Certain rules of conduct which generally apply to custody matters are set forth below and are binding on both parties, the breach of which could become the subject of contempt proceedings before this court, or could constitute grounds for modification of this order. If these general rules conflict with any specific provisions of the order, the order shall prevail.

(1) In addition to the foregoing rights, both parties shall also have the following rights with respect to the child:

(A) The right to reasonable telephone contact with the child when he or she is in the other parent’s custody.

(B) The right to be fully informed concerning the progress of the child in school and the child’s medical status, including the right to obtain the necessary information directly from the child’s school or medical practitioner; and

(C) The right to be informed in advance before any important decisions are made concerning the child and the opportunity to participate in those decisions.

*337(2) In the event of any serious illness of the child at any time, any party then having custody of the child shall immediately communicate with the other party by telephone or by any other means, informing the other party as to the nature of such illness, and during such illness, each party shall have the right to visit the child as he or she desires consistent with the proper medical care of the child.

(3) Neither party shall alienate nor permit to attempt to alienate the child from the other party. While in the presence of the child, neither parent shall make any remarks or do anything which is derogatory or uncomplimentary to the other and it shall be the duty of each parent to uphold the other parent as one the child should respect and love.

(4) Both parties shall provide each other with their addresses and telephone numbers of their residences and anytime they take a trip with the child out of the jurisdiction of Berks County in excess of three days.

(5) The parties shall not conduct arguments or heated conversation when they are together in the presence of their child.

(6) The parties shall, at all times, consider the child’s best interests, and act accordingly. It is in a child’s best interest to understand that he or she is trying to desperately cope with the fact of his or her parents’ separation, and needs help in loving both parents, rather than interference or censure.

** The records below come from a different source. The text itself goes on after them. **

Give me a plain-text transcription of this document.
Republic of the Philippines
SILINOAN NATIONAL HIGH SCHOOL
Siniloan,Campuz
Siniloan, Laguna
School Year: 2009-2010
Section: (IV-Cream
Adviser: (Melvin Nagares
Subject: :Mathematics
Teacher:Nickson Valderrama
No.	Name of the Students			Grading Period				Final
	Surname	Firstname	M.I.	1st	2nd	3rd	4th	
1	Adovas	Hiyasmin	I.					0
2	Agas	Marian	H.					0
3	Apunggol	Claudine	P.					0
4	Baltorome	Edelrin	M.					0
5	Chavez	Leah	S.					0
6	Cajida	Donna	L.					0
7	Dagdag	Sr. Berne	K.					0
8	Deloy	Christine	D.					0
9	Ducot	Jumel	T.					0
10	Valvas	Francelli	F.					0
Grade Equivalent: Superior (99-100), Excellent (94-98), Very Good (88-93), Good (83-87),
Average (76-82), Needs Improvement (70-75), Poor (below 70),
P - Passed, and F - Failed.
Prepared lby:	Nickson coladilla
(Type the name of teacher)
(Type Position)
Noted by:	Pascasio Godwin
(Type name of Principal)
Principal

(7) Neither party shall question the child as to the personal lives of the other parent except insofar as necessary to insure the personal safety of the child. By this we *338mean that the child will not be used as a spy on the other party. It is harmful to a child to be put in the role of spy.

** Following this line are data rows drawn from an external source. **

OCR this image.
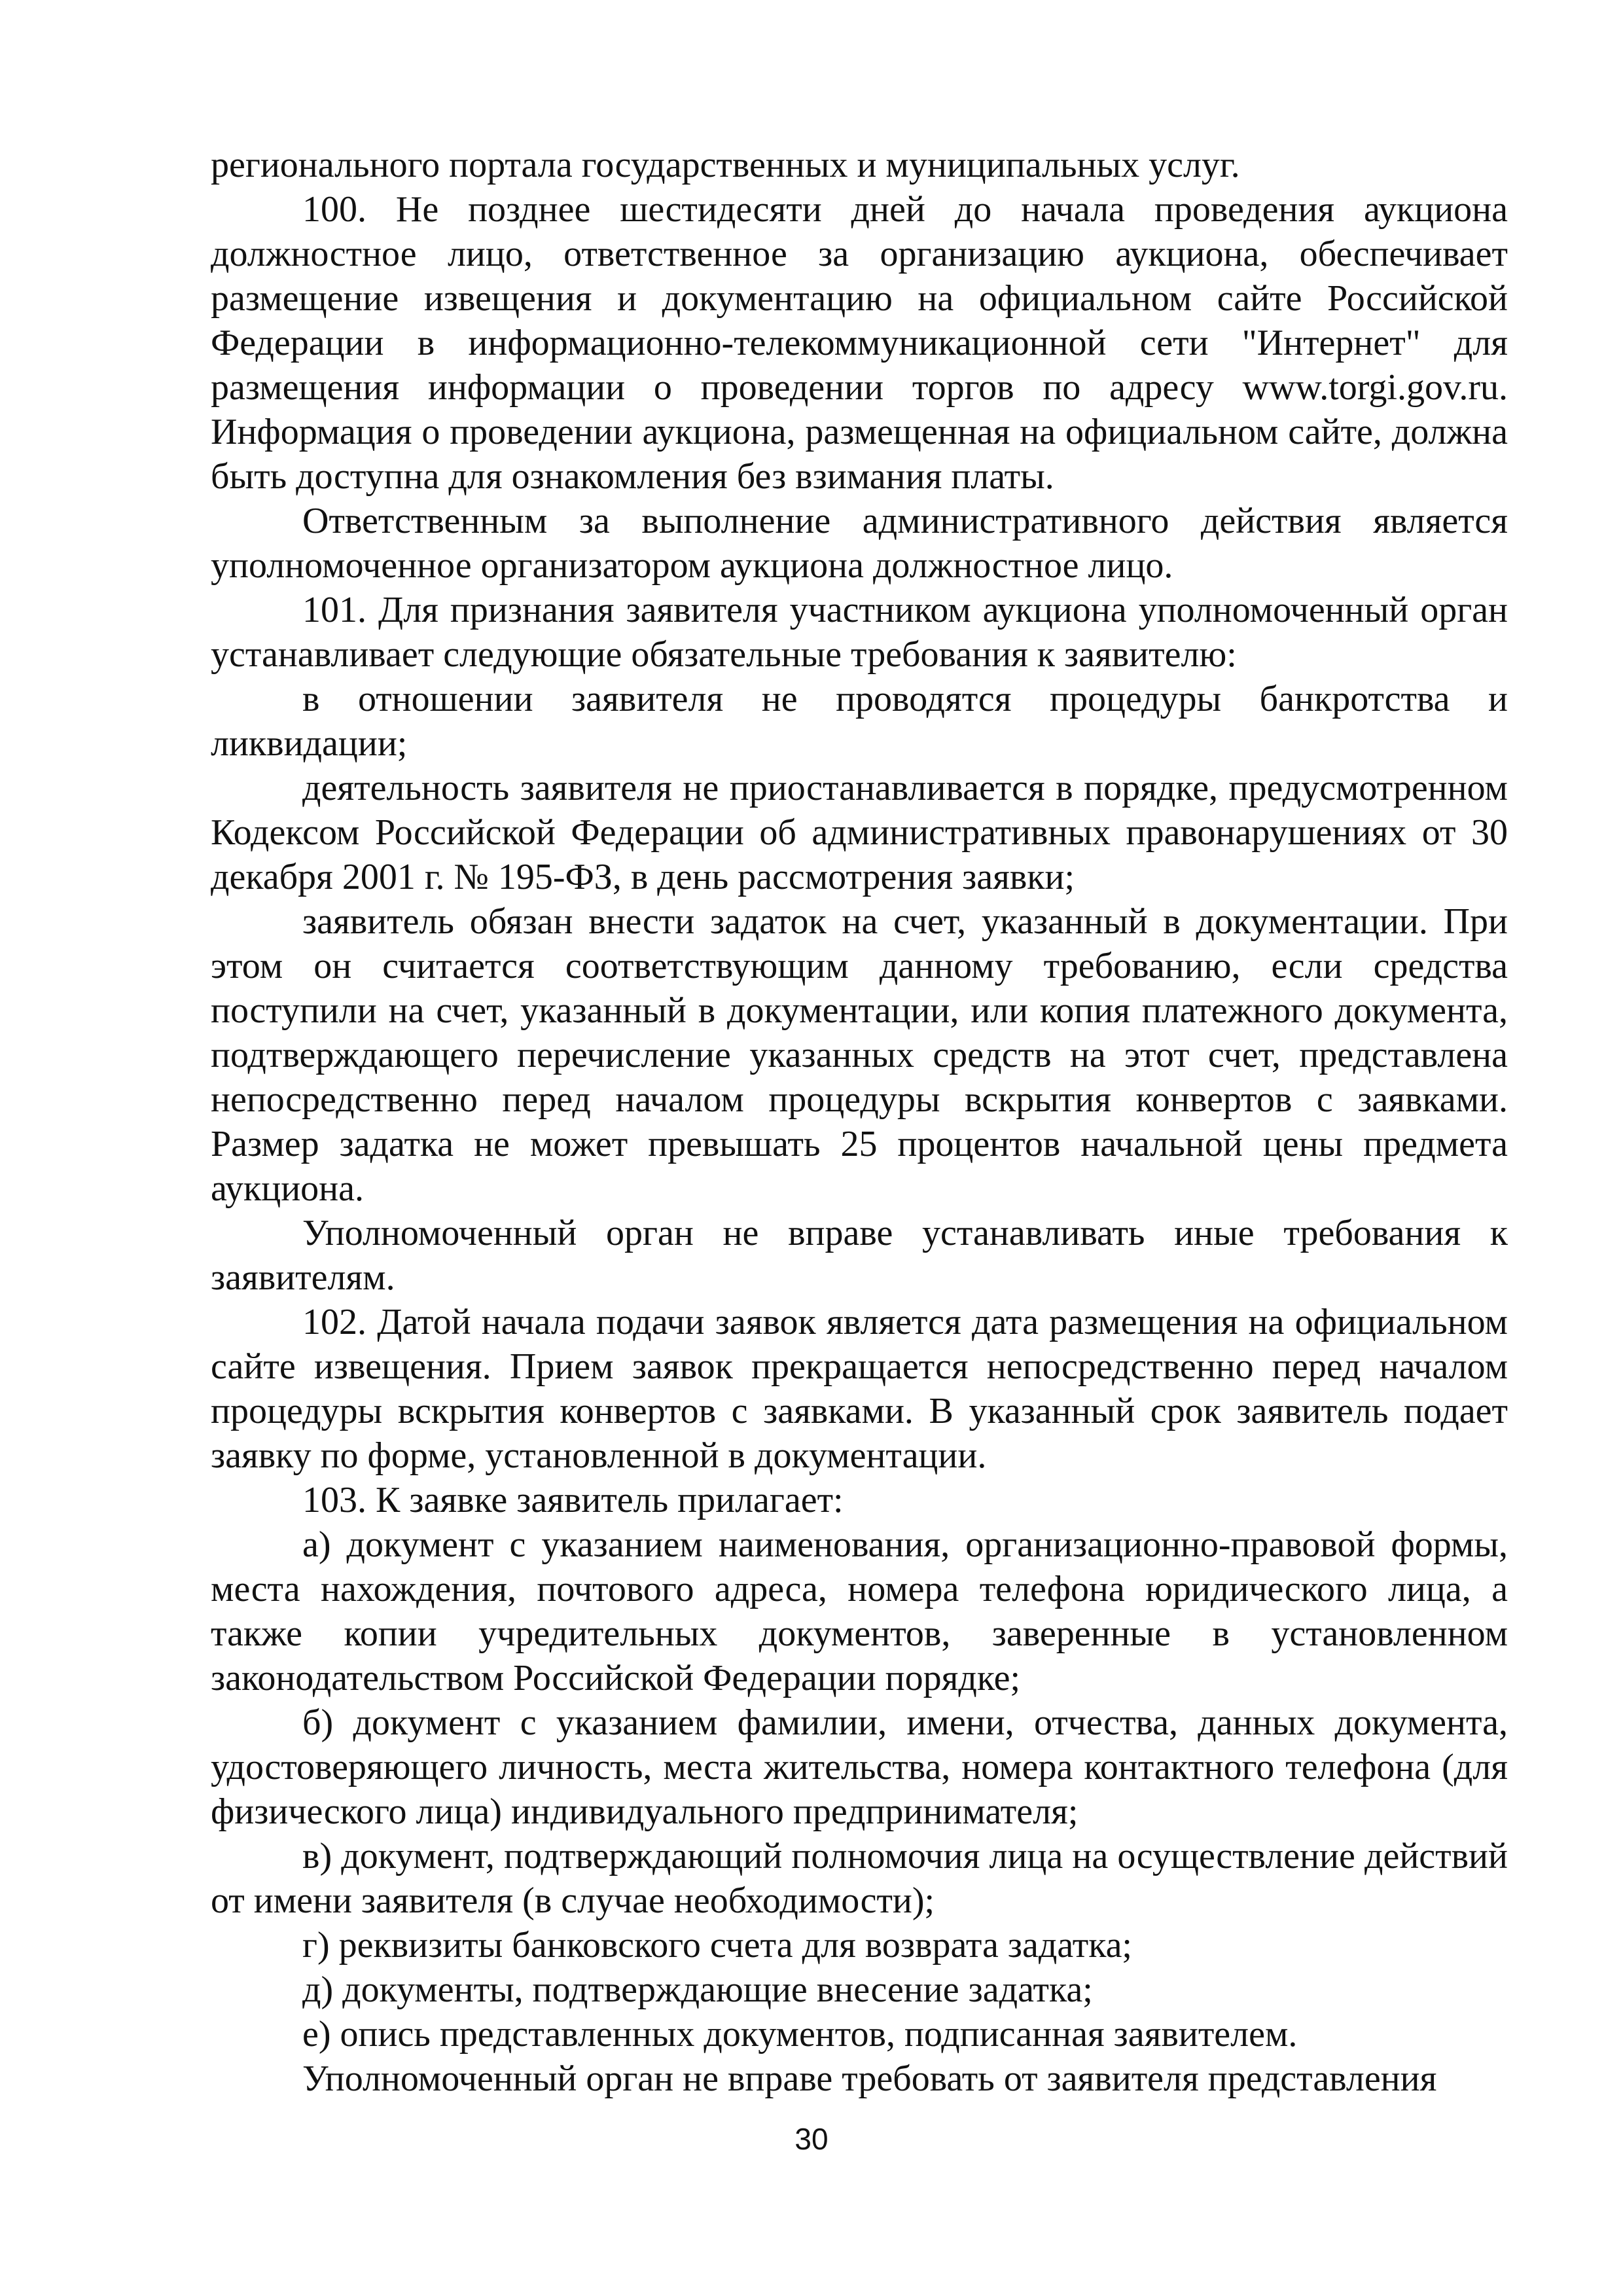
регионального портала государственных и муниципальных услуг.

100. Не позднее шестидесяти дней до начала проведения аукциона должностное лицо, ответственное за организацию аукциона, обеспечивает размещение извещения и документацию на официальном сайте Российской Федерации в информационно-телекоммуникационной сети "Интернет" для размещения информации о проведении торгов по адресу www.torgi.gov.ru. Информация о проведении аукциона, размещенная на официальном сайте, должна быть доступна для ознакомления без взимания платы.

Ответственным за выполнение административного действия является уполномоченное организатором аукциона должностное лицо.

101. Для признания заявителя участником аукциона уполномоченный орган устанавливает следующие обязательные требования к заявителю:

в отношении заявителя не проводятся процедуры банкротства и ликвидации;

деятельность заявителя не приостанавливается в порядке, предусмотренном Кодексом Российской Федерации об административных правонарушениях от 30 декабря 2001 г. № 195-ФЗ, в день рассмотрения заявки;

заявитель обязан внести задаток на счет, указанный в документации. При этом он считается соответствующим данному требованию, если средства поступили на счет, указанный в документации, или копия платежного документа, подтверждающего перечисление указанных средств на этот счет, представлена непосредственно перед началом процедуры вскрытия конвертов с заявками. Размер задатка не может превышать 25 процентов начальной цены предмета аукциона.

Уполномоченный орган не вправе устанавливать иные требования к заявителям.

102. Датой начала подачи заявок является дата размещения на официальном сайте извещения. Прием заявок прекращается непосредственно перед началом процедуры вскрытия конвертов с заявками. В указанный срок заявитель подает заявку по форме, установленной в документации.

103. К заявке заявитель прилагает:

а) документ с указанием наименования, организационно-правовой формы, места нахождения, почтового адреса, номера телефона юридического лица, а также копии учредительных документов, заверенные в установленном законодательством Российской Федерации порядке;

б) документ с указанием фамилии, имени, отчества, данных документа, удостоверяющего личность, места жительства, номера контактного телефона (для физического лица) индивидуального предпринимателя;

в) документ, подтверждающий полномочия лица на осуществление действий от имени заявителя (в случае необходимости);

г) реквизиты банковского счета для возврата задатка;

д) документы, подтверждающие внесение задатка;

е) опись представленных документов, подписанная заявителем.

Уполномоченный орган не вправе требовать от заявителя представления

30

(8) The parties should remember that they cannot teach their child proper moral conduct by indulging in improper conduct themselves. Children are quick to recognize hypocrisy, and the parent who maintains a double standard will lose the respect of his or her child.

(9) Weekend and evening visitation shall be subject to:

(A) Arrangements will be worked out beforehand between the parties without forcing the child to make choices and run the risk of parental displeasure. However, the child shall be consulted as to his or her schedule when appropriate.

(B) Visitation rights shall be exercised at reasonable hours and under circumstances reasonably acceptable to the other party and to the need and desire of the minor child.

(C) If a party finds himself or herself unable to keep an appointment, he or she should give immediate notice to the other party, so as to avoid subjecting the child to unnecessary apprehension and failure of expectations.

(D) The party having custody of the child should prepare him or her both physically and mentally for the transfer of custody to the other party and have him or her available at the time and place mutually agreed upon.

(E) If either party or a child has plans which conflict with a scheduled visit and wish to change such visitation, *339the parties should make arrangements for an adjustment acceptable to the schedules of everyone involved. Predetermined schedules are not written in stone, and both parties should be flexible for the sake of the child.

(F) If a party shows up for a visit under the influence of alcohol or drugs, the visit may be considered forfeited on those grounds alone.

(10) If either party feels the other party has violated this order, they may petition the court as set forth in Pa.R.C.P. 1915.12.